In S18, the injection amount Ti is calculated according to the following equation.

Ti = Tp × COEF × α × α ₀ + Ts Here, the updated one is used as α ₀ in the steady state, and the retrieved one is used as it is in the transient state.

The injection amount Ti is calculated as described above, and the drive pulse signal corresponding to this injection amount Ti is supplied via the current waveform control circuit 21 to the fuel injection valve.
It is given to 22 at a predetermined timing.

In the present embodiment, the deviation amount between the air-fuel ratio and the logical air-fuel ratio, that is, the deviation amount between the actual value and the target value of the control amount is indirectly obtained from the value of the feed back correction coefficient α. Needless to say, it is even better.

Further, the present invention is not limited to such air-fuel ratio control, but can be applied to an electronic feedback control device mounted on another vehicle, such as an idle speed control.

<Advantages of the Invention> As described above, according to the present invention, the feedback correction amount is calculated by the proportional-plus-integral method, and the proportional constant and the integral constant are decreased in accordance with the progress of the learning control. As the control progresses, it is possible to reduce the fluctuation amount of the control value in the steady state, stable control is performed, and at the same time, for example, in the case of application to air-fuel ratio feedback control of an internal combustion engine, suppression of rotation speed fluctuation and The conversion rate of the exhaust purification catalyst can be improved. Further, since the proportional / integral constant is reset to the initial value when the feedback correction amount and the deviation amount of the reference value exceed a predetermined value, a large proportional / integral constant is used as a target of the control amount when the system suddenly changes. The ability to follow the value is improved.

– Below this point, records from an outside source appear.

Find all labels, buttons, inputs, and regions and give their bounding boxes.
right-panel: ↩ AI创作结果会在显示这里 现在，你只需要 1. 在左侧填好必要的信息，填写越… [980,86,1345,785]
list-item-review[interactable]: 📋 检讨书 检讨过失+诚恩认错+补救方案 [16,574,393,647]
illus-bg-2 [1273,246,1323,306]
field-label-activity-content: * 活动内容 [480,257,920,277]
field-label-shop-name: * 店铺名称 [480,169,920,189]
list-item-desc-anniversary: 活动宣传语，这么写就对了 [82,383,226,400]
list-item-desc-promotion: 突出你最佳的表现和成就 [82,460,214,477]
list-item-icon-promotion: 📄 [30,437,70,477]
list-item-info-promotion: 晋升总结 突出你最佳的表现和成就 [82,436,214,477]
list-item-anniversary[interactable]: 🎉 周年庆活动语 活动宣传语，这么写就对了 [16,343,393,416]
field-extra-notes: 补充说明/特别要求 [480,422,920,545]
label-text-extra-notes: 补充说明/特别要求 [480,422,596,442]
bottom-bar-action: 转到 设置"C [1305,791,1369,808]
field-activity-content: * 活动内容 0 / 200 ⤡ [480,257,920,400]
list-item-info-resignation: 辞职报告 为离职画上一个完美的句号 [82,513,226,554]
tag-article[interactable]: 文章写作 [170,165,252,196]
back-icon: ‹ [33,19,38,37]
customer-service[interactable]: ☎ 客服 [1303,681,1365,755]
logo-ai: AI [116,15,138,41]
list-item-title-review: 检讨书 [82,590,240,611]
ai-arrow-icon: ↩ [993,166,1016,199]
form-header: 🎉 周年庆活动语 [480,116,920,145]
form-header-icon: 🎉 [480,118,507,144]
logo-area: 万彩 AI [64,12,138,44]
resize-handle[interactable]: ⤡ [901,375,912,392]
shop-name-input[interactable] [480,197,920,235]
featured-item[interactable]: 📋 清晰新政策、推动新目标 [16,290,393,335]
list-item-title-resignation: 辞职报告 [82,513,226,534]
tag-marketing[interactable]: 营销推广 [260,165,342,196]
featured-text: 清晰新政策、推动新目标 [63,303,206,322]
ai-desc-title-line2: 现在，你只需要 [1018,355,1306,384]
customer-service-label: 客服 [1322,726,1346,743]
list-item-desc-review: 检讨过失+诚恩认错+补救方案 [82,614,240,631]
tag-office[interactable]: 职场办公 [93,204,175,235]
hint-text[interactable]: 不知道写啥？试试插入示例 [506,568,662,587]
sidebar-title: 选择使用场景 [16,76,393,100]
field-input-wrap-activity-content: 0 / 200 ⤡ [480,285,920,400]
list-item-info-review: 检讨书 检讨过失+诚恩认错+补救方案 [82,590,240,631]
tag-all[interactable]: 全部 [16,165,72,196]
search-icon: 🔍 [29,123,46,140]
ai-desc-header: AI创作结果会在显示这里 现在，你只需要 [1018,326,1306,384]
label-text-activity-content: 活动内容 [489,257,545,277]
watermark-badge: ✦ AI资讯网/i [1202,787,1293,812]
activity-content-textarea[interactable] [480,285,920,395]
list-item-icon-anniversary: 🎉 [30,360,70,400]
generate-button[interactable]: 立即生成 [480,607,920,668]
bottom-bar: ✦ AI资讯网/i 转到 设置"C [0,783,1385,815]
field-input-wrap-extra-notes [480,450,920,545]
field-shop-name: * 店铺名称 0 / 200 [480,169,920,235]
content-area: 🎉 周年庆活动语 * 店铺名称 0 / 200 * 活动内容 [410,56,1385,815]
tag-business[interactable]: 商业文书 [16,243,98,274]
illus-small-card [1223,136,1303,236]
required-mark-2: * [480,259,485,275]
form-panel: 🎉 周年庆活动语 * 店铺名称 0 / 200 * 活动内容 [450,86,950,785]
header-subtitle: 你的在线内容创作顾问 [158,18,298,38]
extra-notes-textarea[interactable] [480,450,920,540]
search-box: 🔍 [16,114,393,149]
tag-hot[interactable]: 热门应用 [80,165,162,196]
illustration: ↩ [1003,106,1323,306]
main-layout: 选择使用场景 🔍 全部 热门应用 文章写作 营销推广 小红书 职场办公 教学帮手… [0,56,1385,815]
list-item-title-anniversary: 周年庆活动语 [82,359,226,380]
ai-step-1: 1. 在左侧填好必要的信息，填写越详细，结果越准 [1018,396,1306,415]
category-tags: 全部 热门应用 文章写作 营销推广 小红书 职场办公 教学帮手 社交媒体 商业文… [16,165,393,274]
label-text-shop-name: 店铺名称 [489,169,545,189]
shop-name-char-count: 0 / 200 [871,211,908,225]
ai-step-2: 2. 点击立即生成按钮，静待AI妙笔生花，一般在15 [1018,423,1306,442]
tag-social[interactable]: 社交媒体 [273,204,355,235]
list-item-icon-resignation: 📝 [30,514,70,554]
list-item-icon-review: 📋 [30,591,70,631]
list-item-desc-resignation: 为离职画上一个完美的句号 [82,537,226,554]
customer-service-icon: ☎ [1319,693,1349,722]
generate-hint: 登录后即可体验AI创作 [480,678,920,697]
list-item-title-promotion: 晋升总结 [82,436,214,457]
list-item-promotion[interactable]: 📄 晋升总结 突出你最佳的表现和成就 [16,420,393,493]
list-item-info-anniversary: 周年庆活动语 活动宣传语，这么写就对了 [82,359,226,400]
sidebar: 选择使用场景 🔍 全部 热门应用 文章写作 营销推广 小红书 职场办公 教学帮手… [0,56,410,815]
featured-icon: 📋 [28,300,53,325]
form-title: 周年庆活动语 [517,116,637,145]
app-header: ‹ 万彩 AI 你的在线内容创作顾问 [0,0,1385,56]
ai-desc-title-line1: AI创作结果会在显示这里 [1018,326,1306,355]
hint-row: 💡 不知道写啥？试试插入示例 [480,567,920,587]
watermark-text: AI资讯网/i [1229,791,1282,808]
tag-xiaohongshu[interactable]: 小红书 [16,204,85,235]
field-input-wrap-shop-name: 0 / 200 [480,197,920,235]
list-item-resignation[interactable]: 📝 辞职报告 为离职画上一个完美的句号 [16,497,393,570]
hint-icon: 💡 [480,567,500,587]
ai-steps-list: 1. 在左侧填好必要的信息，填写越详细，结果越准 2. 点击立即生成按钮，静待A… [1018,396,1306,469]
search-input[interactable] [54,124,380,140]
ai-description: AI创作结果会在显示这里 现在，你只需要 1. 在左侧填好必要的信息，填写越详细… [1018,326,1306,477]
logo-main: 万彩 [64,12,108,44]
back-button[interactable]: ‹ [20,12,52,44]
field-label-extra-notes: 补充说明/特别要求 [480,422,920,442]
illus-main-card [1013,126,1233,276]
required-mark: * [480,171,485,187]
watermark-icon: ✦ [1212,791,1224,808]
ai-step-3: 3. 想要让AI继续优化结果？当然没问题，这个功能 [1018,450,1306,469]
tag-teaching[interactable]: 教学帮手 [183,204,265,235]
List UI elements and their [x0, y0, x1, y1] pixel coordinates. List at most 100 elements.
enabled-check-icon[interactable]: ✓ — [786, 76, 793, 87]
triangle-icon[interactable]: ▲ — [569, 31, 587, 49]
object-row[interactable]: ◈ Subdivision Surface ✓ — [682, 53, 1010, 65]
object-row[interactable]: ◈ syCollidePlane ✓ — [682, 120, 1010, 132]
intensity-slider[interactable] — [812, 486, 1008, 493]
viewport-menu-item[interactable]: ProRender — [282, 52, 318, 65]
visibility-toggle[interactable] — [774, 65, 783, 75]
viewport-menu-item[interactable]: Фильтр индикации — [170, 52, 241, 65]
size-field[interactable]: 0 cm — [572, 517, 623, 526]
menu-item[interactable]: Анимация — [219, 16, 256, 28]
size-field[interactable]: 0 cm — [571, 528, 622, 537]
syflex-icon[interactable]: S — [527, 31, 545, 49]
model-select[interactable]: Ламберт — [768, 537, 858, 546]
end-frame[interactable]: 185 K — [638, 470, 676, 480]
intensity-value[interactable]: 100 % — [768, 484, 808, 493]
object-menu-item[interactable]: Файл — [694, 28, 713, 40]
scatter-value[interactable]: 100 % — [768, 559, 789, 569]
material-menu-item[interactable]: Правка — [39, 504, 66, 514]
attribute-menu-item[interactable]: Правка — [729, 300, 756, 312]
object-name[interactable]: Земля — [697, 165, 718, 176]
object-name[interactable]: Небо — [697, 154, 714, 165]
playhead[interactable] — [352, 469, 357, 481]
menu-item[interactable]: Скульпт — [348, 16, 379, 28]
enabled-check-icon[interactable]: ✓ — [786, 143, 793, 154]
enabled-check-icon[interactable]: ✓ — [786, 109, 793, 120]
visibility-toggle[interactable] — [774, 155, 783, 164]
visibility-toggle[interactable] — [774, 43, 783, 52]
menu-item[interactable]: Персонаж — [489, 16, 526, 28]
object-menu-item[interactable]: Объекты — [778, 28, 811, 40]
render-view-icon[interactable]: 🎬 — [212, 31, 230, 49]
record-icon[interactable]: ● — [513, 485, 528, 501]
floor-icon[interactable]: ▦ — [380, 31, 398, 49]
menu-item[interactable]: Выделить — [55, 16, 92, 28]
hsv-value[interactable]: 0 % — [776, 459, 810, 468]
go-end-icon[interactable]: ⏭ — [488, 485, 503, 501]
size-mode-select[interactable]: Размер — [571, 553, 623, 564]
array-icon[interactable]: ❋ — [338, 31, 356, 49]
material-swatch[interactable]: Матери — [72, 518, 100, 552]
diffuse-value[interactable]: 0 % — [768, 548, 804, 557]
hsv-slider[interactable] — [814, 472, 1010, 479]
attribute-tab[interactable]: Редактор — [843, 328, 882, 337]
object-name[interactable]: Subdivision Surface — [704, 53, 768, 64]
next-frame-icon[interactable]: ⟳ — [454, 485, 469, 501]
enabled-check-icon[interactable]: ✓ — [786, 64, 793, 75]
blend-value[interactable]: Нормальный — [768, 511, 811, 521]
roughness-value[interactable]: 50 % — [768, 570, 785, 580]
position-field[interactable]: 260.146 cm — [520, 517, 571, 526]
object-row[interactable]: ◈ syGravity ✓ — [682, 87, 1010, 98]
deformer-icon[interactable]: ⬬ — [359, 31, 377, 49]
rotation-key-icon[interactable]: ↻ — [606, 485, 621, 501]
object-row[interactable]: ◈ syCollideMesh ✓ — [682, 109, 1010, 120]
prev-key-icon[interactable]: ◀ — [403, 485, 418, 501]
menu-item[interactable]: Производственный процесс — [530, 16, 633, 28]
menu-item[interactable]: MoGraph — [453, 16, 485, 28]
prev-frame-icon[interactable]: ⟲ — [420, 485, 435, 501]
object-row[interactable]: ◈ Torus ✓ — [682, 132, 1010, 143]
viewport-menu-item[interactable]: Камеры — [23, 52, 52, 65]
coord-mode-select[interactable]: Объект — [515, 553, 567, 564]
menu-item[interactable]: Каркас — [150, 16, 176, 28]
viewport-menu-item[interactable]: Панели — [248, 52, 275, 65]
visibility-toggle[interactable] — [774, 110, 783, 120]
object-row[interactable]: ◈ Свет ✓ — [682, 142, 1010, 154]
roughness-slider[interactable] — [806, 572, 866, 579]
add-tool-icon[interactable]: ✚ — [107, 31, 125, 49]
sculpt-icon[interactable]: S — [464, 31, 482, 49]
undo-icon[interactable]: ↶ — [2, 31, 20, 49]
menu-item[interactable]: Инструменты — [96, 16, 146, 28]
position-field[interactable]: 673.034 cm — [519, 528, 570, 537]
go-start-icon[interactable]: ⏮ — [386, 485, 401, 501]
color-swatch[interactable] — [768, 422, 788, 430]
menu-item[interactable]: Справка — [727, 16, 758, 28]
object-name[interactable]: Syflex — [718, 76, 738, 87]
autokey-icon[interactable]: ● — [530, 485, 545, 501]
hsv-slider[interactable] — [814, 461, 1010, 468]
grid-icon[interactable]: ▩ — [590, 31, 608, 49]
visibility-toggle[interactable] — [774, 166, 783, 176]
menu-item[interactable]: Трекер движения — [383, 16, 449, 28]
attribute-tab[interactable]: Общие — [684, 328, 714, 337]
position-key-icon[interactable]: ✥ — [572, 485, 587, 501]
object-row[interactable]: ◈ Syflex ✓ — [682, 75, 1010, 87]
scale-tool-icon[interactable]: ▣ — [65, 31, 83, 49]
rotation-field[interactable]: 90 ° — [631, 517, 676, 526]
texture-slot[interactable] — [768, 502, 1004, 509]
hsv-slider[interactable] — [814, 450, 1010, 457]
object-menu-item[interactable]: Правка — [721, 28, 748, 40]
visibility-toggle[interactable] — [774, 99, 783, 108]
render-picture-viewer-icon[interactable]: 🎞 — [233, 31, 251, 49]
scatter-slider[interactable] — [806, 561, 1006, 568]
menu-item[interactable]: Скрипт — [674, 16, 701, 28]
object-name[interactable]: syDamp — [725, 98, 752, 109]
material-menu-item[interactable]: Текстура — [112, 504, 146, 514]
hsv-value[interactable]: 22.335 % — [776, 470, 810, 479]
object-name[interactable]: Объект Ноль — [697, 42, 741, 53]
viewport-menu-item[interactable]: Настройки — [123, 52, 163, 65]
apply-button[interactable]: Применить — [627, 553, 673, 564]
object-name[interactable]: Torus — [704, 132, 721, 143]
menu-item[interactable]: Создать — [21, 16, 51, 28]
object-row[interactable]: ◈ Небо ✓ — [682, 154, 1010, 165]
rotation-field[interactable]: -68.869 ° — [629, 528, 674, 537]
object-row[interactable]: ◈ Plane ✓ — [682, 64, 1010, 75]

[Brief description of drawings]

FIG. 1 is a flow chart showing a conventional example, FIG. 2 is a block diagram showing a constitution of the present invention, FIG. 3 is a hardware constitutional diagram of an embodiment of the present invention, and FIG. 4 shows an operating process of the same. It is a flow chart. 1 ... CPU, 8 ... O ₂ sensor

Claims (1)

[Claims] 1. An electronic feedback control device for a vehicle, which feedback-controls a controlled variable to a target value, wherein a basic manipulated variable setting means for setting a basic manipulated variable and a deviation between an actual value and a target value of the controlled variable. A feedback correction amount calculation means for calculating a feedback correction amount for correcting the basic operation amount according to the proportional integration method; and a learning correction amount stored in association with the operating condition of the engine,
A learning unit that sets and updates a new learning correction amount that corrects the basic operation amount so that the control amount approaches the target value, based on the feedback correction amount and the deviation amount of a predetermined reference value, While performing feedback control based on the corrected basic operation amount, a means for determining the degree of progress of learning according to the number of updates by the learning means, and an increase in the degree of progress of learning determined by the determination means Means for decreasing and correcting the proportional constant and the integral constant of the feedback correction amount calculation means, and the number of updates and the proportional / integral constant respectively when the deviation amount between the feedback correction amount and the reference value exceeds a predetermined value. An electronic feedback control device mounted on a vehicle, comprising: means for resetting to an initial value.